Analisis Politik Pilkada DKI

Rizal Ramli dan Pilkada DKI, Momentum Megawati dan PDI Perjuangan Menahan Bangkitnya Golkar
Oleh : Osmar Tanjung*

Sebagai anak biologis Bung Soekarno, sudah lama Megawati mencita-citakan diwujudkannya idiologi Tri Sakti dan dilaksanakannya ajaran Marhaenisme. Sebagai Ketua Umum PDI Perjuangan, Mega dengan bangga dan sungguh-sungguh menempatkan ajaran Bung Karno dalam kehidupan sehari-hari dan dalam proses kaderisasi Partai PDI Perjuangan sebagaimana Jokowi menempatkan Tri Sakti dalam menjalankan program Nawacita.

Bung Karno menasehati Mega kecil, betapa sulitnya jadi pemimpin. Bung Karno dengan lembut dan kasih sayang memanggil “Gadis”, panggilan sayang seorang Bapak kepada anak gadisnya.  Soekarno sadar, hanya “Gadis” yang dapat menjadi penjaga “ruh” ajarannya dan memimpin Kaum Marhaen.

“Gadis, kamu tahu,” kata Bung Karno suatu hari kepada putri sulungnya itu.
“Kalau untuk jadi presiden itu gampang.”
“Oh, gitu ya pak?”
“Ingat ya, mudah sekali.
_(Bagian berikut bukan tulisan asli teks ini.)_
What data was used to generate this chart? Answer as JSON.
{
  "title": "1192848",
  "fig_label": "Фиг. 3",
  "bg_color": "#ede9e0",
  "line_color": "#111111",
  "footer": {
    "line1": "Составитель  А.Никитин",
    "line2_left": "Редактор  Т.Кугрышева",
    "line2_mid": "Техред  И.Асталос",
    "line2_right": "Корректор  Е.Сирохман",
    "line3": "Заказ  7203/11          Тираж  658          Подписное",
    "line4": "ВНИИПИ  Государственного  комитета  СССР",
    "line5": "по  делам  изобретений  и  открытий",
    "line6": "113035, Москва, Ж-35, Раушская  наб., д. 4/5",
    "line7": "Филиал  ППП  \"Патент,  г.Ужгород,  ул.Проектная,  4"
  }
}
Yang sulit itu jadi pemimpin,” demikian pesan Bung Karno.

Tahun 2017 Megawati akan beranjak 70 tahun, sudah saatnya memberi kepercayaan pelaksanaan Tri Sakti tidak hanya kepada Jokowi dan kader-kader partai PDI Perjuangan, melainkan juga kepada Rizal Ramli, loyalis Megawati. Gambaran tentang itu tercatat pada hari Rabu tanggal 9 September 2015. Pada saat itu, Mega meminta agar Rizal Ramli meneruskan konsep Trisakti yang pernah digagas Presiden pertama RI, Soekarno. “Ini perjuangan Bapak saya yang banyak belum dilaksanakan”, titah Mega kepada Rizal Ramli.

Saya mengakui bahwa sebagai negarawan, Mega sejak dulu selalu konsisten ingin memperjuangkan pemerintahan yang berdaulat, mewujudkan politik bebas aktif, mandiri secara ekonomi, dan mempertahankan kebudayaan lokal agar kita dapat menjadi bangsa yang berkepribadian yang “tak lekang karena panas dan tak lapuk karena hujan”.

Megawati harus mencatat Pilkada DKI Februari 2017 adalah kado ulang tahunnya ke 70 yang dapat menjadi tonggak sejarah dihidupkannya kembali ajaran Marhaenisme in the right time dan in the right place. Pilkada DKI 2017 adalah momentum PDI Perjuangan menguasai Jawa dan menahan bangkitnya Golkar, partai Orde Baru.  Penjelasannya begini.

Propinsi yang belum dalam penguasaan PDI Perjuangan ada 3 yakni DKI, Jabar dan Jatim. Menguasai 3 propinsi dimaksud, momentumnya dimulai dari DKI.

Mengusung Ahok, sama dengan membesarkan “anak harimau” yang didukung partai Golkar dan Metamorfosisnya : Nasdem dan Hanura. Selain itu, usung Ahok artinya membangkitkan fundamentalis dan memicu terjadinya konflik  sosial karena Partai Islam tidak tinggal diam. Jika ini terjadi, alangkah sedihnya founding fathers kita melihat anak-anak revolusinya menghancurkan fondasi-fondasi Tri Sakti, menghancurkan momentum bangkitnya Kaum Marhaen yang akan menikmati kemegahan-kemegahan Jakarta hingga disudut rumahnya.

Melepas Risma ke Jakarta adalah tindakan yang tidak bijak, apalagi Risma belum tentu menang di DKI. Itu sama dengan melepas “burung punai di tangan”. Partai Demokrat akan bertepuk tangan atas keputusan ini karena PDI Perjuangan gampang diprovokasi.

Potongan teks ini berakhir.